ERIC Number: ED601253
Record Type: Non-Journal
Publication Date: 2019-Dec
Pages: 66
Abstractor: ERIC
ISBN: N/A
ISSN: N/A
EISSN: N/A
The Supplemental Curriculum Bazaar: Is What's Online Any Good?
Polikoff, Morgan
Thomas B. Fordham Institute
Where teachers were once limited to traditional textbooks, informational texts, novels, and materials passed along by others, today the online marketplace is wide open, flush with copious materials that teachers might choose, often at little or no cost. But practically nothing is known about what these supplemental instructional materials actually look like and whether they are any good. Do they truly help educators deliver a high-quality curriculum? In this report, the authors led an analysis of supplemental materials for high school English language arts (ELA), an area where teachers are highly likely to supplement their core curriculum materials--sometimes because they do not have a core curriculum at all. They also partnered with four expert reviewers with experience in evaluating English-Language Arts (ELA) curricula and assessments to examine over three hundred of the most downloaded materials across three of the most popular supplemental websites: Teachers Pay Teachers, ReadWriteThink, and Share My Lesson.
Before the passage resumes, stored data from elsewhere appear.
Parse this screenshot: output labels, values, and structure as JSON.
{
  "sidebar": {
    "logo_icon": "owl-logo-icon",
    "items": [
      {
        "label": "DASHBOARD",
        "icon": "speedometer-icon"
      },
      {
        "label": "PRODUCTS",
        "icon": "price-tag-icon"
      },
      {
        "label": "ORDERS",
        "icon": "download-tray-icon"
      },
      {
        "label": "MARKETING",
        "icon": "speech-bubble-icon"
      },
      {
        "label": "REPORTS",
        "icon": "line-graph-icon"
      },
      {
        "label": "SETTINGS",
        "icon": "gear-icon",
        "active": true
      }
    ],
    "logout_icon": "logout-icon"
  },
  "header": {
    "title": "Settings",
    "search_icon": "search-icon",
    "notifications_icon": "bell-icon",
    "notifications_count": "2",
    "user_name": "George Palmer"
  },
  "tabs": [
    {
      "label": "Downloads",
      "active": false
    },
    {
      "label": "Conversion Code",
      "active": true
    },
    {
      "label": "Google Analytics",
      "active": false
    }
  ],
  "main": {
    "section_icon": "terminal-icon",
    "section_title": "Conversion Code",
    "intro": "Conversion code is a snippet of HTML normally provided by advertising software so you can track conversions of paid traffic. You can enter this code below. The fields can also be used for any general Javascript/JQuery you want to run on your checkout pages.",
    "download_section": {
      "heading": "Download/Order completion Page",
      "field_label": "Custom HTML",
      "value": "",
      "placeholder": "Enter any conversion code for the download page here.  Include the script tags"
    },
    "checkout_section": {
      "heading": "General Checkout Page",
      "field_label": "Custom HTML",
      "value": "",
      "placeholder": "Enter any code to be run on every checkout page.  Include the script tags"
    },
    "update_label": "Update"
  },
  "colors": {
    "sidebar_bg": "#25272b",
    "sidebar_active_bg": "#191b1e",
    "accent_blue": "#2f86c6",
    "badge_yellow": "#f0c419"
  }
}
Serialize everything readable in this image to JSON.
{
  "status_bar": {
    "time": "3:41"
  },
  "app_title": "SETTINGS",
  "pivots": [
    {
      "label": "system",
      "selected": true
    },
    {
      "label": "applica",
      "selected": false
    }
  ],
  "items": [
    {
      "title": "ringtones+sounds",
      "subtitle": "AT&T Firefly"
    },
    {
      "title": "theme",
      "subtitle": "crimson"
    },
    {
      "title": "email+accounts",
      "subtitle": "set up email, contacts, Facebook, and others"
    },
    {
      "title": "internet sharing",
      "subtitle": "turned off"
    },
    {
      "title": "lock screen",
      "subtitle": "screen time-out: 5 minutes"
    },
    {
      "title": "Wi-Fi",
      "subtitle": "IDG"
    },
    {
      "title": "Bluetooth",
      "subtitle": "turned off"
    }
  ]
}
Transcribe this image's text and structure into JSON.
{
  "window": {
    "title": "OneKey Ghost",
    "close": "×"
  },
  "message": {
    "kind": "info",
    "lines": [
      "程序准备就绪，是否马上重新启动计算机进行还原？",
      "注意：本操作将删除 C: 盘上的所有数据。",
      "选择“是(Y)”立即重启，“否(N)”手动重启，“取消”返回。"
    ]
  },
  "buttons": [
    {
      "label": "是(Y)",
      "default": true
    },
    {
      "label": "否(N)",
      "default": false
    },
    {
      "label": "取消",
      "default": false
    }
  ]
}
Their analysis addresses two sets of questions: (1) What types of materials are teachers downloading most frequently? What kinds of content do they include? and (2) How do experts rate the quality of these materials? What are their strengths and weaknesses, and what is the relationship (if any) between how experts view the quality of the materials and how teachers using them do? Supplemental materials are evaluated on both overall dimensions of curriculum quality (such as rigor and usability), as well as more discrete criteria that loosely reflect the key instructional. The study yields nine findings, including two strengths and seven weaknesses. [Written with Jennifer Dean. Foreword and Executive Summary by Amber M. Northern and Michael J. Petrilli. The four reviewers are: Jenni Aberli, Sarah Baughman, Bryan R. Drost, and Joey Hawkins.]
Descriptors: Instructional Materials, High Schools, Secondary School Curriculum, English Curriculum, Language Arts, Educational Quality, Internet, Alignment (Education)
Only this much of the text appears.